Euphrasia.

Botanical name: 

The plant Euphrasia officinalis, Linné (Nat. Ord. Scrophulariaceae). Europe and America. Dose, 1 to 30 grains.
Common Name: Eyebright.

Principal Constituents.—An acrid, bitter principle and a volatile oil.
Preparation.—Specific Medicine Euphrasia. Dose, 1 to 60 drops.

Specific Indications.—Acute catarrhal diseases of the eyes, nose, and ears; fluent coryza with copious discharge of watery mucus. "Secretion of acrid mucus from the eyes and nose with heat and pain in the frontal sinus" (Scudder).

Action and Therapy.—An admirable remedy for acute catarrhal inflammations of the nasal and ocular membranes, with profuse, watery secretion or abundant flow of acrid mucus, and attended with heat, pain, burning, and sneezing. It is one of the most certain agents in acute coryza and in mucous ophthalmia, with abundant lacrimation. It is equally effective when acute catarrhs extend to the ears through the Eustachian passages, and are attended by earache, headache, sneezing, and coughing. Euphrasia is useful both to prevent and to relieve, in the early stages, acute frontal sinusitis. During or following measles it controls the distressing catarrhal symptoms. In all disorders its most direct indication is profuse watery discharge with acute inflammation or irritation. It is less valuable in the catarrhal disorders of the gastro-intestinal tract.

Euphrasia is a striking example of a simple drug that has acquired a great and exaggerated reputation in folk-medicine. Euphrasia means "good cheer, or delight," and refers to its reputed "effects upon the spirits through its benefits to the sight" (Millspaugh).

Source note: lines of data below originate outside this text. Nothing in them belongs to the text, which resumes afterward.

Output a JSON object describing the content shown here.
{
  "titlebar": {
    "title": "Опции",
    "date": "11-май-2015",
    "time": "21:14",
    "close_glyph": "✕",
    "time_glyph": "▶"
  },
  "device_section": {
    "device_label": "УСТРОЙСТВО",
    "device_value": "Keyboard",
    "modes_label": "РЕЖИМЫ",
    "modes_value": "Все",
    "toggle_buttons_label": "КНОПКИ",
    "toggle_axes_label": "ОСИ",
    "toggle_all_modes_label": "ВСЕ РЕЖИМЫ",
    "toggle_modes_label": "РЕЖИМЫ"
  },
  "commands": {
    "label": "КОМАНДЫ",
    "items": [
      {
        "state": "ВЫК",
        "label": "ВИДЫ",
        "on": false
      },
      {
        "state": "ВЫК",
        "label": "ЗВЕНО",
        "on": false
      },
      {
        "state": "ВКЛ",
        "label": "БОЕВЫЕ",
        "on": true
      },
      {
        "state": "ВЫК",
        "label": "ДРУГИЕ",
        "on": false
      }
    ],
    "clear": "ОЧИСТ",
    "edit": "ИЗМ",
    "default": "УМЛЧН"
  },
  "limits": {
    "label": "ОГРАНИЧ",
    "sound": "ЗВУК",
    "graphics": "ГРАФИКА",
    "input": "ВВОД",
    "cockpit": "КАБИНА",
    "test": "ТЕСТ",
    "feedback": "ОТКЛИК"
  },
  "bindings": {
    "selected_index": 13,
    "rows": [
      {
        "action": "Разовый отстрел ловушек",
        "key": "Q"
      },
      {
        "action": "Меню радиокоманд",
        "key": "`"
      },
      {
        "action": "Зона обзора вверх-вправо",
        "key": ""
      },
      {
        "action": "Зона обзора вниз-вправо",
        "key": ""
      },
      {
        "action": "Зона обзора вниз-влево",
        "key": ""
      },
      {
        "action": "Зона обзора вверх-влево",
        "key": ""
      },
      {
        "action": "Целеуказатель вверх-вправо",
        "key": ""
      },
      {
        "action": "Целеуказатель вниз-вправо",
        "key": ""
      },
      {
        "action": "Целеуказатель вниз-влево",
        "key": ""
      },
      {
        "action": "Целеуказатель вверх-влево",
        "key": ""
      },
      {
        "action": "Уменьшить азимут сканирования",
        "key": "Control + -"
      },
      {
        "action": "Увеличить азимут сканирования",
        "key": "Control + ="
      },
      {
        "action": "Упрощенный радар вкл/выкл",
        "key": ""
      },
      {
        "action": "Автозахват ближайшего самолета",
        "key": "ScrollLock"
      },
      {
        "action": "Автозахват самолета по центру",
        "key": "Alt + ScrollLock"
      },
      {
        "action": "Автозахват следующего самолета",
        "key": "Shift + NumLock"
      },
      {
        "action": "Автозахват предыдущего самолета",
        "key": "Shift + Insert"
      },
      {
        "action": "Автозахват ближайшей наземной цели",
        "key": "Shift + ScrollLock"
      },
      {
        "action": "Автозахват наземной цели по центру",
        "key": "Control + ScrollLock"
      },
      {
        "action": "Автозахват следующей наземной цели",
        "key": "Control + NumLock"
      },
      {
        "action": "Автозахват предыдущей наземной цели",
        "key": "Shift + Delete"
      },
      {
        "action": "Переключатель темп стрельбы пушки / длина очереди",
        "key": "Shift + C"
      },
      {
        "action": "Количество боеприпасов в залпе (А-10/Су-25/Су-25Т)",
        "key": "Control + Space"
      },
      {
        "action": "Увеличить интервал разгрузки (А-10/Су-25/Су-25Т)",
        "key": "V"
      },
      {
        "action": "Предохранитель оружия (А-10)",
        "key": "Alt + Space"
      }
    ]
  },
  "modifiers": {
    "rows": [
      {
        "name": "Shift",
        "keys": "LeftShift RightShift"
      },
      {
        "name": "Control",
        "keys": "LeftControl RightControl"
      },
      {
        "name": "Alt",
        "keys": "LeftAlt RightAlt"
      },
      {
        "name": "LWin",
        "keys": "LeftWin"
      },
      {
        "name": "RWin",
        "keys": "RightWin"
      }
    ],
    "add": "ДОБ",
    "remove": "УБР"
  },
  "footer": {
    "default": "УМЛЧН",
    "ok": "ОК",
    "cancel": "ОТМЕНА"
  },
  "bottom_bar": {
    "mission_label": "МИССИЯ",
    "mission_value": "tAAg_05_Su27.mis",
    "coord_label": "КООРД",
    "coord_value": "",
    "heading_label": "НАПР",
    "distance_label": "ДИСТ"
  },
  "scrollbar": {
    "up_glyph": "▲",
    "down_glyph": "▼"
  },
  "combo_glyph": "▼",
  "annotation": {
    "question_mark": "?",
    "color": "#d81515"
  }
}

It once enjoyed a great but unsustained reputation as a cure for all diseases of the eye, even becoming the theme of the poet's pen—Milton referring to it in Paradise Lost, as purging "the visual nerve." It came into Eclectic medication from Homeopathic sources, but with some modifications of symptomatology. The characteristic symptom calling for it is acridity of the discharges, and this is emphasized by Homeopathic writers. It matters little whether the discharges be thin and watery, or thick and yellow—they are free, biting and excoriating, making the lids red and sore. It is essentially a remedy for catarrhal states and for superficial, not deep, eye disorders. Accumulation upon the cornea of sticky mucus befogging vision is a euphrasia indication. With such ocular disorders is usually more or less coryza, which may be far less hot and biting, or may be bland. The drug has proved especially useful in the epidemics of la grippe in recent years to control the profuse lachrimation. Euphrasia sometimes proves serviceable in hay fever, having the characteristic discharges above mentioned.